В городище суета. Хотя суетились в основном местные. Мои, кто уже собрался, стояли молча. Наблюдали. Значит, с кораблями нашими все в порядке и на городище никто не напал. Ладно. Сейчас выясним.

— Виги! Что стряслось? Знаешь?

Вихорек, как я и ожидал, оказался в курсе.

— Гонец из города прискакал. Скульд учудил. Напал на Новгород.

Напал, ага. Впустили козла в огород.

Я ухмыльнулся. Что ж, Рюриков наместник и впрямь сделал «правильный» выбор, предпочтя Сигурдова ярла мне. Теперь пусть расхлебывает.

Мои бойцы, те, что ночевали на берегу, постепенно скапливались вокруг. Ждали моего решения.

— Ульф-ярл!

Сотник Синко. Полностью экипированный.

— Мне нужны твои корабли, Ульф-ярл!

Угу. И еще мешок золота. Но будем вежливыми. Ведь, в отличие от наместника, Синко не указал мне на дверь и даже ужином покормил.

— Сколько у тебя людей? — поинтересовался я.

— Сотня!

— Ой ли?

— Ну, поменьше немного, — Синко смутился было, но тут же воспрял: — Сколько ни есть, а лишними не будут!

— Уверен?

Видел я его людей. Опытной гриди от силы десяток. Остальные так, молодая поросль. Даже на дренга не тянут. Пяти Скульдовых головорезов хватит на всех с лихвой.

— Что гонец сказал?

— Что нурманы пришлые грабят и людей бьют!

— Только пришлые?

В Новгороде наверняка хватает скандинавского племени и без Сутулого. Насколько мне известно, там аж три двора имеется. Один чисто свейский, остальные — смешанные.

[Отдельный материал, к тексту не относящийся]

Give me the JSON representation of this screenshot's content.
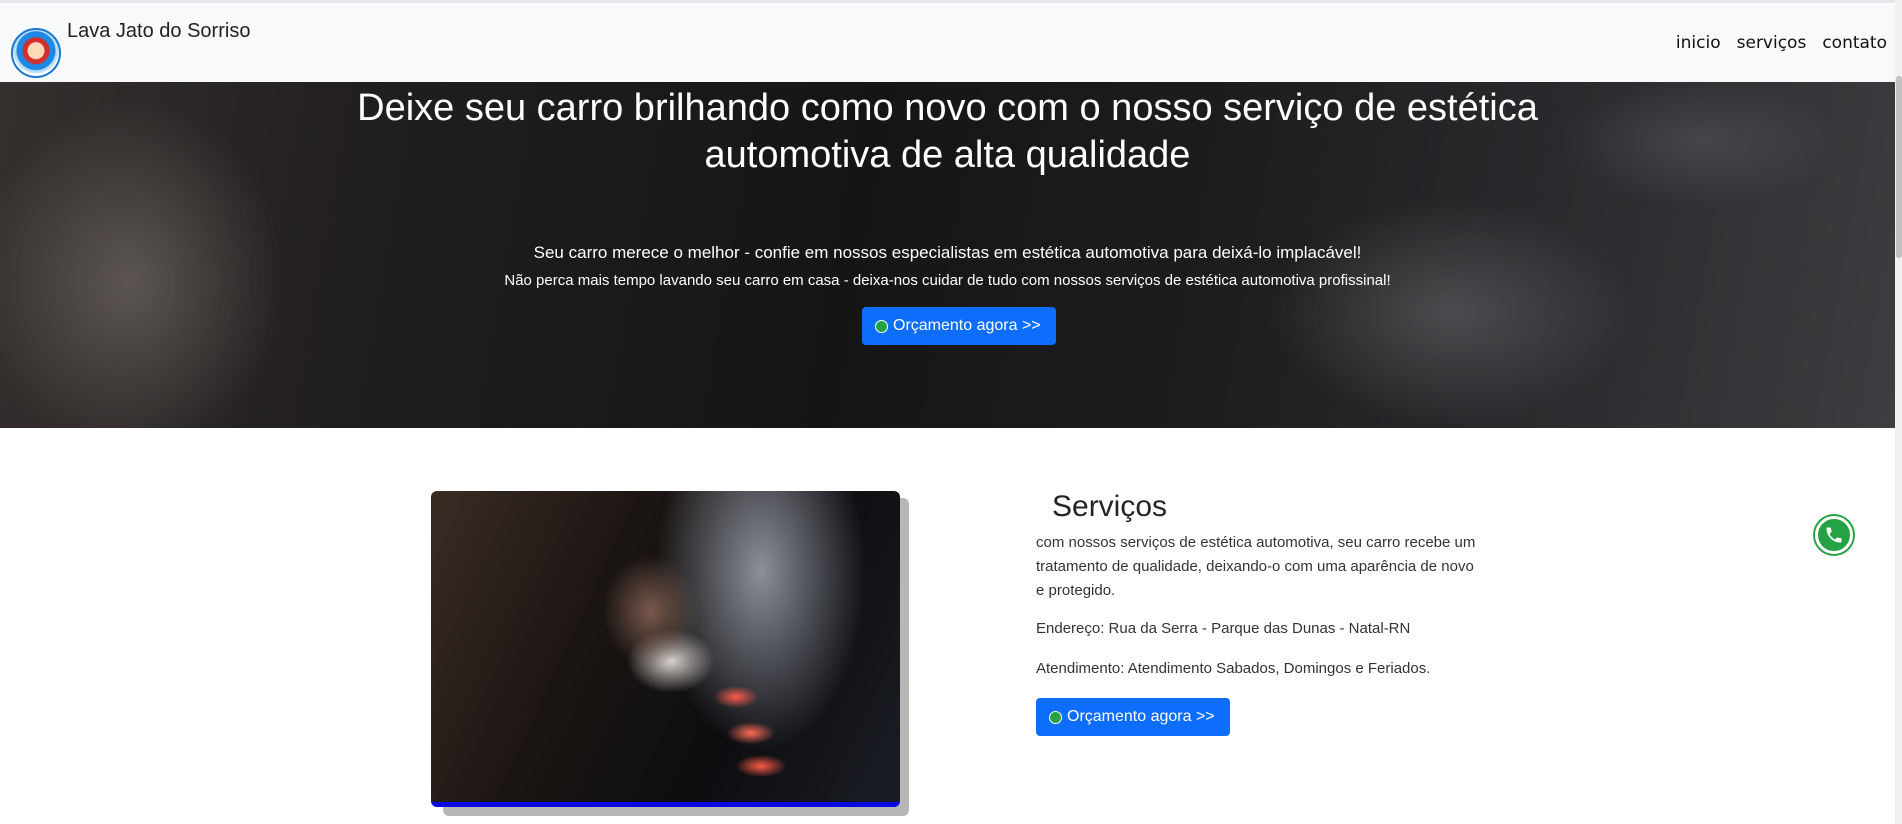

Присоединились ли к убийцам Сутулого местные скандинавы, Синко не знал. Он вообще ничего не знал. Прискакал парнишка в городище. Спасите-помогите! Княжье же! А князь помогать должен!

Князь бы и помог. Вот только ни князя, ни дружины в городище не было. Синкова сотня — это несерьезно. Тем более в Новгороде аж целый наместник княжий сидит, чтоб его понос пробрал.

Синко аж приплясывал от нетерпения, но я не торопился. Зачем влезать в чужой замес, да еще там, где мне «не рады»?

— У Турбоя свои люди есть? — поинтересовался я.

Оказалось, есть. С полсотни. Причем не столько княжьих, сколько его собственных. Тех, кто под ним еще при Водимире ходил и выжить ухитрился.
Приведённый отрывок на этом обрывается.